Big Data truly is prompting a changing of the technology guard. In an excellent article today, The Wall Street Journal notes that Hadoop is "challenging tech heavyweights like Oracle and Teradata [whose] core database technology is too expensive and ill-suited for typical big data tasks." This follows my own observations that repeated earnings misses across the legacy technology vendor landscape indicate that real, tectonic shifts in the technology landscape are underway.

In other words, NoSQL and Hadoop are the new normal.

What the Journal missed, however, was the right emphasis. As fantastic as Hadoop is, it's only one part of the Big Data story. And not necessarily the most significant part.

For example, the Journal writes:

Traditional databases organize easy-to-categorize information. Customer records or ATM transactions, for example, arrive in a predefined format that is easy to process and analyze. These so-called relational databases are the kind offered by Oracle and Teradata among others, and the market for them runs to an estimated $30 billion a year, according to IDC estimates.

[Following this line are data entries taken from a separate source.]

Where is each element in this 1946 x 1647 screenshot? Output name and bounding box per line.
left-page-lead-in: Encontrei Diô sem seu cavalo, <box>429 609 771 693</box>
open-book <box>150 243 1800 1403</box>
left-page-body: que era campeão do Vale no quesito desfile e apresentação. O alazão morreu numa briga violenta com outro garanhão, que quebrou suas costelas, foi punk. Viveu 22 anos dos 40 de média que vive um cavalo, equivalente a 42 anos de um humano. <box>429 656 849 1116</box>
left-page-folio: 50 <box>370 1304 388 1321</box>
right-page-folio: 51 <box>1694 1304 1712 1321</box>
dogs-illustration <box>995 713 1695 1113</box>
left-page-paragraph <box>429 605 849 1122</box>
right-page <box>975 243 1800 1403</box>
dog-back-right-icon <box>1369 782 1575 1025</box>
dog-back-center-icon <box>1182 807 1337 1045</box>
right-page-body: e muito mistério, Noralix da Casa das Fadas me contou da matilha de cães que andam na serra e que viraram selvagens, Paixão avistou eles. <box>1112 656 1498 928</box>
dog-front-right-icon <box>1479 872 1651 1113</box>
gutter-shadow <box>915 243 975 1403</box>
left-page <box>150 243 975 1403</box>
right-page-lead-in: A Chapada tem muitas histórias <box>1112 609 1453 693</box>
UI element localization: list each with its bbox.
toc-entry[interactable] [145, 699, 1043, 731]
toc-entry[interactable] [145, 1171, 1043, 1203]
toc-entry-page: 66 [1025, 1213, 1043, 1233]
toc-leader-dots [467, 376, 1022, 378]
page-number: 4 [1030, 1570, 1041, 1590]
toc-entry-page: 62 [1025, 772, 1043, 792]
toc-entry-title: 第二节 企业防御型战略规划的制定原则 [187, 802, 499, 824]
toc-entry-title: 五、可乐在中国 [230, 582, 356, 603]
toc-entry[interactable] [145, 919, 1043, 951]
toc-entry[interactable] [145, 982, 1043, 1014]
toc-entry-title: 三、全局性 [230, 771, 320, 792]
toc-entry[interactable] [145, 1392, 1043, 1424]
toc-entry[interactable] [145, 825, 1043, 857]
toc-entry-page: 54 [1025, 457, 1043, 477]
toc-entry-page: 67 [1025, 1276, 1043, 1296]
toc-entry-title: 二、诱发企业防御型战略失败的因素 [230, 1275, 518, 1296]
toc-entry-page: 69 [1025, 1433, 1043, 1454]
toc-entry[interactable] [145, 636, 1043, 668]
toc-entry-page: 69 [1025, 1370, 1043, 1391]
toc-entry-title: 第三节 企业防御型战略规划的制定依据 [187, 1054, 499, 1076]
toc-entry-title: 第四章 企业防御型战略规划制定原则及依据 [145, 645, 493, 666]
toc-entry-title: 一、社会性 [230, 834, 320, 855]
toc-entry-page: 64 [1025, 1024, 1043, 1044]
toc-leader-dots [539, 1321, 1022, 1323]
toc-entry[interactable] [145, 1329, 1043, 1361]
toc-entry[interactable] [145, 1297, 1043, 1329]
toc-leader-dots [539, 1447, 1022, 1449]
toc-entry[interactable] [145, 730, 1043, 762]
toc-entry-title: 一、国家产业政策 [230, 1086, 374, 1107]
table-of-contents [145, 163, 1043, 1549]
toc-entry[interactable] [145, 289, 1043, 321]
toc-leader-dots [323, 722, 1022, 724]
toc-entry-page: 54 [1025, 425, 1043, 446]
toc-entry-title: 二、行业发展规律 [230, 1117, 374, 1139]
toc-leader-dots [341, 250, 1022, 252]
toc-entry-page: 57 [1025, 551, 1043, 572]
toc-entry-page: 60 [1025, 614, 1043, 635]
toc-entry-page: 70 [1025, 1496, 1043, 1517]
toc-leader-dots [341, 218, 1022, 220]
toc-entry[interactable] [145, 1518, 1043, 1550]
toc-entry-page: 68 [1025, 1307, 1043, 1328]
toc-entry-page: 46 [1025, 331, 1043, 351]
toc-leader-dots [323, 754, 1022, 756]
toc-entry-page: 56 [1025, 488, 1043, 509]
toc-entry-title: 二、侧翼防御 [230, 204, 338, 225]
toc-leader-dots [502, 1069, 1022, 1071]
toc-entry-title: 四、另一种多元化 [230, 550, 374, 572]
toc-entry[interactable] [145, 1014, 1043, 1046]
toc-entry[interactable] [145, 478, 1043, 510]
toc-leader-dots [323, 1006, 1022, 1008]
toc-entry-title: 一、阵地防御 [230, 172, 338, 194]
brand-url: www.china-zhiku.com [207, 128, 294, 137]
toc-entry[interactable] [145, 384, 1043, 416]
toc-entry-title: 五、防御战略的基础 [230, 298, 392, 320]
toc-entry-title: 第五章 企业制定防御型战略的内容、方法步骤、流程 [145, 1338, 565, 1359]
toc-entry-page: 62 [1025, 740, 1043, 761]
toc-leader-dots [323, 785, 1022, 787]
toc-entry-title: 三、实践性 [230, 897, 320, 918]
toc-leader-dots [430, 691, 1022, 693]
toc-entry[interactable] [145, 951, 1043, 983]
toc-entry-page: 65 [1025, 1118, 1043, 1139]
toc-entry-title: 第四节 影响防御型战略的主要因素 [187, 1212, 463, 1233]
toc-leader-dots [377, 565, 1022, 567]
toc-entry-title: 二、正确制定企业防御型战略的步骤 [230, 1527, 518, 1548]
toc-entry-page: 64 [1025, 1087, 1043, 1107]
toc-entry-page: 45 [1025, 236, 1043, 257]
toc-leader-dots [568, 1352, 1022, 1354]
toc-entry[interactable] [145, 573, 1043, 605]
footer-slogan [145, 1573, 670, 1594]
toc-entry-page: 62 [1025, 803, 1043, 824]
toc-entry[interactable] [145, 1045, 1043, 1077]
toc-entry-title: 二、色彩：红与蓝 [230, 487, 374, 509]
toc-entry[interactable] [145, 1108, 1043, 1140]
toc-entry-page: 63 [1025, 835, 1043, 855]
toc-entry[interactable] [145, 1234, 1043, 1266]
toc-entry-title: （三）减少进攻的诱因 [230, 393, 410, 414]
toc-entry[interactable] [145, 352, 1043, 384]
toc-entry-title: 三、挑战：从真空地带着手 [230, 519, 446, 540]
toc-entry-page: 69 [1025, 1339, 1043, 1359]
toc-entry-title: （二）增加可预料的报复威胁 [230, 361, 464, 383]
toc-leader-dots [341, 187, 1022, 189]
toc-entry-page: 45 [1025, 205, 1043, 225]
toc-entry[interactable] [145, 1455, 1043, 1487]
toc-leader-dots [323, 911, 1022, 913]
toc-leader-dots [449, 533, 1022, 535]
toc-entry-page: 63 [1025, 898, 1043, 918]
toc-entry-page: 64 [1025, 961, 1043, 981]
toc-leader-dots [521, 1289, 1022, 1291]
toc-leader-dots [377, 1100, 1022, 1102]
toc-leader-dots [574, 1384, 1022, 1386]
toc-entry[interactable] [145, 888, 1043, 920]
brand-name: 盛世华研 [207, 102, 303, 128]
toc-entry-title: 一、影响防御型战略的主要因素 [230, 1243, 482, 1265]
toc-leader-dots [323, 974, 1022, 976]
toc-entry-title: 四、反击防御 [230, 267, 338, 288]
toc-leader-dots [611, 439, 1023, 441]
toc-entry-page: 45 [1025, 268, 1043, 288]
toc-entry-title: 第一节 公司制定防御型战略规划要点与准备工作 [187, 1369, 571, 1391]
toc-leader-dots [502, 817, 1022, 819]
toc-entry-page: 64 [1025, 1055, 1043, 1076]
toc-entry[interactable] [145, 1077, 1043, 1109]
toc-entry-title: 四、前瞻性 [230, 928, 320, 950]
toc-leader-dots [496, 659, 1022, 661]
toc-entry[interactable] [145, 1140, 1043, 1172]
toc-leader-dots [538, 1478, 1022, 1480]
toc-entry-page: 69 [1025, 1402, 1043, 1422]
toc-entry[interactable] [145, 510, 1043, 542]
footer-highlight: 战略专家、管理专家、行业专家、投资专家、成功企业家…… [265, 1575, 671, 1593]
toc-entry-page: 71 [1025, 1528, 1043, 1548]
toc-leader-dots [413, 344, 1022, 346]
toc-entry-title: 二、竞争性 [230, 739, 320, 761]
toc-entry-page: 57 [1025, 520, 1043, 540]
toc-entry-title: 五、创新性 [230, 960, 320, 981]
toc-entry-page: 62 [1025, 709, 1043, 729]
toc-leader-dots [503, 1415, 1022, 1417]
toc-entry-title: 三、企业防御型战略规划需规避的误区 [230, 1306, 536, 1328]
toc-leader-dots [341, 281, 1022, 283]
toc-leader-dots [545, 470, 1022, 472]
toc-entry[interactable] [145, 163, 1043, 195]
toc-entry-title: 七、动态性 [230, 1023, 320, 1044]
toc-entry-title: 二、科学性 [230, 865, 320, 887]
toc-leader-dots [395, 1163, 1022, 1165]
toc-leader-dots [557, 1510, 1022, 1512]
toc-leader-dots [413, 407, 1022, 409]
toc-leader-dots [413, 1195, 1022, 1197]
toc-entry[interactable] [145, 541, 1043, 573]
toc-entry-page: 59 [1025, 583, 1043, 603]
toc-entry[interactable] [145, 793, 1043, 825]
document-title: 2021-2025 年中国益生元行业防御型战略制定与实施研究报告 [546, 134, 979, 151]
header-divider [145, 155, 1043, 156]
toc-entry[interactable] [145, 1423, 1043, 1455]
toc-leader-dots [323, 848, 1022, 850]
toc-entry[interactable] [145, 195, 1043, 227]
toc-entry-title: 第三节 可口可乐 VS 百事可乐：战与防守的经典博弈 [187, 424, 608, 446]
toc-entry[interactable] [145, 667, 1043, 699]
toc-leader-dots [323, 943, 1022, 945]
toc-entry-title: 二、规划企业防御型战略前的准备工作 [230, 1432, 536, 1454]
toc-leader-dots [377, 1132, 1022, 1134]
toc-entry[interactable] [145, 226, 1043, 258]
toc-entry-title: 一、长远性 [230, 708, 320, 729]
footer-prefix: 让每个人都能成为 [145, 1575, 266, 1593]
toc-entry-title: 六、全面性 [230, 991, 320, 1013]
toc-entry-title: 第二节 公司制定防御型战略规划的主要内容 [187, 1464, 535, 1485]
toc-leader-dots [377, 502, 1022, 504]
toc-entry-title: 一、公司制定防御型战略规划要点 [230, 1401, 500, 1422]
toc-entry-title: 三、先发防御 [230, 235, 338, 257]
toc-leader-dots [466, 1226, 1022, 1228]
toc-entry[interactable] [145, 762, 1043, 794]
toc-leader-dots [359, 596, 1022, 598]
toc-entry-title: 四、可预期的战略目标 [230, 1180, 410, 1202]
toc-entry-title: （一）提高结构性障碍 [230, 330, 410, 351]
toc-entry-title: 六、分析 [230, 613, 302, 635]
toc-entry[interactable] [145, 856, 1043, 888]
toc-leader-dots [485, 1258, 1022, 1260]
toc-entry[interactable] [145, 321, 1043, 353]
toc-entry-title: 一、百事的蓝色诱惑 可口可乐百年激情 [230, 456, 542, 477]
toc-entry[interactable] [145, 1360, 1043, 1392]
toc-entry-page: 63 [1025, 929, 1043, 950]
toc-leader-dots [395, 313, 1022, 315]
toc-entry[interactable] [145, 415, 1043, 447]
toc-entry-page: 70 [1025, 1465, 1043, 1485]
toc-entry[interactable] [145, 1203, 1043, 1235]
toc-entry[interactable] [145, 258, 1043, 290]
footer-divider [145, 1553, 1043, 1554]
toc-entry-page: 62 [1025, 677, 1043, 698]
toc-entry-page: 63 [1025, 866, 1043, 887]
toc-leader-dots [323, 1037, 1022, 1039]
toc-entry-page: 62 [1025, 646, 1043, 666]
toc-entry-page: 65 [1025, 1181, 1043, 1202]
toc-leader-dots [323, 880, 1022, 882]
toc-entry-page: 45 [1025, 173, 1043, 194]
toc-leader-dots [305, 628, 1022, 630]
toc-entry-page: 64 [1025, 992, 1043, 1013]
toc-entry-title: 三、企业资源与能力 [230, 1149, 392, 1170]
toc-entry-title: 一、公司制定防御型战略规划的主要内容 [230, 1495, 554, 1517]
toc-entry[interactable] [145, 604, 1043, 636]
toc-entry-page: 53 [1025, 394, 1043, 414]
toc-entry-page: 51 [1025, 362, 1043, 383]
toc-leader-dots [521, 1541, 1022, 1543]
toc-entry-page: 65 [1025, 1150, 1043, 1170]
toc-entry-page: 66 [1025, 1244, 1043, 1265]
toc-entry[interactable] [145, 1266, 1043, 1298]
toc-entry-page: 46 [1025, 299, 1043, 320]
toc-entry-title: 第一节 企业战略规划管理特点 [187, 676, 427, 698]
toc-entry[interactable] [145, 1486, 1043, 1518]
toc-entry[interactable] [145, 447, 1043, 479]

The Internet, though, is messy. Companies now also have to make sense of and store the mass of data being generated from tweets, Web-surfing logs and Internet-connected machines. Hadoop is a cheap technology to make that possible, and it was born of Google technologies detailed in academic papers.

The article is dead-on in most respects, except for the market that Hadoop truly tackles. Of the $30 billion database market, Hadoop addresses just a quarter of it: the OLAP market. The much larger market is the traditional OLTP market, and this is the home of NoSQL databases like MongoDB.

Perhaps unsurprisingly, then, MongoDB has the fastest growing Big Data community, and the second hottest job trend after only HTML5. Big Data, after all, isn't merely about analytics. It's primarily about operational databases that can help enterprises put their data to work in real time.